In die Nähe der individuellen Schaffhauser Übergrössen gelangte bei Kriens einmal mehr nur Hleb Harbuz, seine Efforts waren schön anzusehen, indes zu wenig, um dem Widersacher wirklich gefährlich werden zu können. Tom Hofstetter, der am Ellbogen verletzte Mittelaufbauer mit Qualitäten als Regisseur und Torschütze, fehlte an allen Ecken und Enden.

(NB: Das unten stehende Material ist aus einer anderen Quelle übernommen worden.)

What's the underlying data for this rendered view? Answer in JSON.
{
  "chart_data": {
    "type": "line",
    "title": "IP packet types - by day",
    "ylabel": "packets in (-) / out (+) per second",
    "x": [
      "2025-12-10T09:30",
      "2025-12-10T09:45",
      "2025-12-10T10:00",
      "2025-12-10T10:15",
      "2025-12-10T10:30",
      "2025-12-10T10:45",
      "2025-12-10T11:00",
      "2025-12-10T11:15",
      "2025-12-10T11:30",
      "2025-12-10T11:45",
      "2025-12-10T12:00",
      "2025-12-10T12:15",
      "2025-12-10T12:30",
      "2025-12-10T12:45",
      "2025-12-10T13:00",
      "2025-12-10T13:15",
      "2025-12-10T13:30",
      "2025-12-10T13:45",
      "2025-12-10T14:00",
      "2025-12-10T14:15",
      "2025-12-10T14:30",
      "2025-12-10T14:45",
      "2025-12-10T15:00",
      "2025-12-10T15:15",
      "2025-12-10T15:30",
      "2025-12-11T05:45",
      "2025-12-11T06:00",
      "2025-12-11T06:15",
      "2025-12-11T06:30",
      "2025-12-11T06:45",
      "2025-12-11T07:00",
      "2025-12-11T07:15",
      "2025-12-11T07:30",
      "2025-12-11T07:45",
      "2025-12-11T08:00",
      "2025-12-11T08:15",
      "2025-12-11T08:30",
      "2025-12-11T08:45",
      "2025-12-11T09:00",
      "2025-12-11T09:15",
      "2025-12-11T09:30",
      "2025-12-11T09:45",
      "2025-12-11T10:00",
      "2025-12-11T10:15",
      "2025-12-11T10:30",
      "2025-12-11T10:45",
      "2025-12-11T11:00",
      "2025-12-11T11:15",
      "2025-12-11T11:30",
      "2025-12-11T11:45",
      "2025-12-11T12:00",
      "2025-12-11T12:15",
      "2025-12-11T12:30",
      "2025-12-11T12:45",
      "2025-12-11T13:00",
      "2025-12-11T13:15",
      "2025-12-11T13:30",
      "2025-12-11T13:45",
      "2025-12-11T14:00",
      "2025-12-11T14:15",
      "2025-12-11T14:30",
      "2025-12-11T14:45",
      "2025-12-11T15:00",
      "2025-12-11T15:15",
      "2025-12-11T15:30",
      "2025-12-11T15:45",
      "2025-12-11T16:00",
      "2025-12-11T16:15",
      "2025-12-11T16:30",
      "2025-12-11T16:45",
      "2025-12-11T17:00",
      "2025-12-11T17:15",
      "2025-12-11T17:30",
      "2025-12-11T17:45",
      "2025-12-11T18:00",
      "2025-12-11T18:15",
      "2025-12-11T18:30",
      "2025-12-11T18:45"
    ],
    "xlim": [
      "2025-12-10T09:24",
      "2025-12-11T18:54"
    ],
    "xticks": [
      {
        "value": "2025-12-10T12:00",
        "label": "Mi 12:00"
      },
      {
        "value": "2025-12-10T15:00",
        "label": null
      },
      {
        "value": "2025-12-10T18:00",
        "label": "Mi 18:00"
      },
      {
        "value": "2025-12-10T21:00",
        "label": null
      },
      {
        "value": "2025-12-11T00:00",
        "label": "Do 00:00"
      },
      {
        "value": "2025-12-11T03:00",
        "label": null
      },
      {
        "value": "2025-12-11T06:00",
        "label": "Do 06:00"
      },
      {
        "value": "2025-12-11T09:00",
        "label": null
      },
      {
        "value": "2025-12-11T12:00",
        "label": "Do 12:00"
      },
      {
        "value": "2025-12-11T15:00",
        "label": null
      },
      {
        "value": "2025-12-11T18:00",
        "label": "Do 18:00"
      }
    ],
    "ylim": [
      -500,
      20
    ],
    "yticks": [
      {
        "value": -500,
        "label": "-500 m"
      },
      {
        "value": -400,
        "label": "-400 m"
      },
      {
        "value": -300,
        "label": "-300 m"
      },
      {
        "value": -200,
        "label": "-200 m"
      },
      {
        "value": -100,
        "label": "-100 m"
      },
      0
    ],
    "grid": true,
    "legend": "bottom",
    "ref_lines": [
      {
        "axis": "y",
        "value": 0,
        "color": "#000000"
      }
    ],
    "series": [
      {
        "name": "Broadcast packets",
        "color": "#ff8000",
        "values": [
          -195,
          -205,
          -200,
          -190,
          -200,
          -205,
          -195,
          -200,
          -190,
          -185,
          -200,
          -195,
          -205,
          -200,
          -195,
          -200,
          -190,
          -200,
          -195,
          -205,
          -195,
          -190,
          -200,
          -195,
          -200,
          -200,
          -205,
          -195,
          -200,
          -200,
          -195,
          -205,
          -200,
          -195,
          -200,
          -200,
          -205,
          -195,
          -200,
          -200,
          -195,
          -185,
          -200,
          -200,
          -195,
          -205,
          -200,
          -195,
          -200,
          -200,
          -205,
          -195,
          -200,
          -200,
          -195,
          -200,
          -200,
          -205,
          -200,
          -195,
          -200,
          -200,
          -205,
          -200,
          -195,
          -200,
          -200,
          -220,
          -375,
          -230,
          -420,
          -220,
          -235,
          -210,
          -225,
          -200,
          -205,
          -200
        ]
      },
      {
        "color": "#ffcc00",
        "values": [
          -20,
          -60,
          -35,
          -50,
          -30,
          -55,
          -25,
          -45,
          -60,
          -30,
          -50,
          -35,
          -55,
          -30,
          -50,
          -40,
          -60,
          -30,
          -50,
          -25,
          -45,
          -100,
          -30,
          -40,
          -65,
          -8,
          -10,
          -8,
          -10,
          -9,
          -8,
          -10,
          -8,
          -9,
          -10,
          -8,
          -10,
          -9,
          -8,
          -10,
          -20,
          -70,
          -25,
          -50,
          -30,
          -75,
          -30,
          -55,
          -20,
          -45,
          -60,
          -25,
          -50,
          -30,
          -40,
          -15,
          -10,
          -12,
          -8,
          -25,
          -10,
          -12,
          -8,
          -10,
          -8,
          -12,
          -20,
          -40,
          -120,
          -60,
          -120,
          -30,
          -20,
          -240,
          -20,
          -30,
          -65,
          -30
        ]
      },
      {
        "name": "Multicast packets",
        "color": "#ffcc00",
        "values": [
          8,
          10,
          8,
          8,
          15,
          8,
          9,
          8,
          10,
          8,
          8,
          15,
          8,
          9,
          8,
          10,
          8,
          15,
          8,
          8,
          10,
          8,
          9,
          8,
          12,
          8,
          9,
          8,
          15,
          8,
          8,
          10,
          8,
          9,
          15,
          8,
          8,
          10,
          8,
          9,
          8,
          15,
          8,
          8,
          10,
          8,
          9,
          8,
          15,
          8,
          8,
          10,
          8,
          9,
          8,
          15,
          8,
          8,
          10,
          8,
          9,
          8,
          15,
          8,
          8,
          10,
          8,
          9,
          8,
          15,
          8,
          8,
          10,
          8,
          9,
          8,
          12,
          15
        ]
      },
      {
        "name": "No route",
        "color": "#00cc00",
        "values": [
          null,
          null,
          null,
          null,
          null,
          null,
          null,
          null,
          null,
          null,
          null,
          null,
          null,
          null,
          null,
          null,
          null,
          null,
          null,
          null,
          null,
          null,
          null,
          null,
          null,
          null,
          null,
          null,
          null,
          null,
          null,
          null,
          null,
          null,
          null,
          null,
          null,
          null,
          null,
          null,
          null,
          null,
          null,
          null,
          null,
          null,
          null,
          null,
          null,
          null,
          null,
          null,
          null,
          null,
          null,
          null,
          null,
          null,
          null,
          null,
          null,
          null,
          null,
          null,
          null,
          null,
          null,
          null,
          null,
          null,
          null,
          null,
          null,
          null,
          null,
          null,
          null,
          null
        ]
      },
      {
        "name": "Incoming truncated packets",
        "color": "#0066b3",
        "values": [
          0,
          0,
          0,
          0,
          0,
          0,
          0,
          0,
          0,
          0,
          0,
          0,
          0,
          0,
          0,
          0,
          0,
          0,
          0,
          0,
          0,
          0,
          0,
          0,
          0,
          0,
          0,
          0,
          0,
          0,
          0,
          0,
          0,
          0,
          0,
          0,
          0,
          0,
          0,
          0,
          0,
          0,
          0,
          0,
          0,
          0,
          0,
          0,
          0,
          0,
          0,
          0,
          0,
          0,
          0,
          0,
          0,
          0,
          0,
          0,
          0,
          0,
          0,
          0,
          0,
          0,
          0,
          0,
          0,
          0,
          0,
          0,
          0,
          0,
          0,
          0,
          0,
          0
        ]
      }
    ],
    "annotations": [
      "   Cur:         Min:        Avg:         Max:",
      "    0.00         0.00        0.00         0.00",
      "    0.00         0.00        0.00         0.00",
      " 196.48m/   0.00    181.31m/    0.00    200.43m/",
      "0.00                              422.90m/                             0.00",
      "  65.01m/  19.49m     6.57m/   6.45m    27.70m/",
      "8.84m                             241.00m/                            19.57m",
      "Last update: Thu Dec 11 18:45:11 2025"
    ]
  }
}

Youngster Moritz Oertli (19) gab sich jede Mühe, bekam aber gegen den nationalen Klassenprimus seine aktuellen Grenzen aufgedeckt. Es wird Aufgabe der sportlichen Führung sein, Hof­stetter, der seinen Rücktritt per Sommer 2020 in Stein gemeisselt hat, adäquat zu ersetzen. «Wir würden Moritz keinen Dienst erweisen», erklärt Perkovac, «wenn wir ihn nächste Saison alleine auf dieser Position stehen lassen würden.» Man suche im Ausland einen routinierten Mann, der in die breiten Stapfen Hofstetters tritt, Führungsqualitäten besitzt und, eben, einen wie Oertli ausbilden und näher ans hohe Niveau heranbringen kann.

So reist Kriens ohne Punkte in die Innerschweiz zurück, aber mit der Gewissheit, 50 Minuten lang schier ebenbürtig gewesen zu sein. Ein schwacher Trost. «Wenn man Schaffhausen qualitative und quantitative Kaderbreite betrachtet», relativierte Perkovac, «dann müssen wir uns nicht schämen. Ich bin mit 45 Minuten dieser 60 Minuten zufrieden.» Es war zu wenig. Und: 45 Minuten guten Handball werden auch am Samstag in Spitzenkampf Nummer zwei gegen Pfadi Winterthur nicht reichen.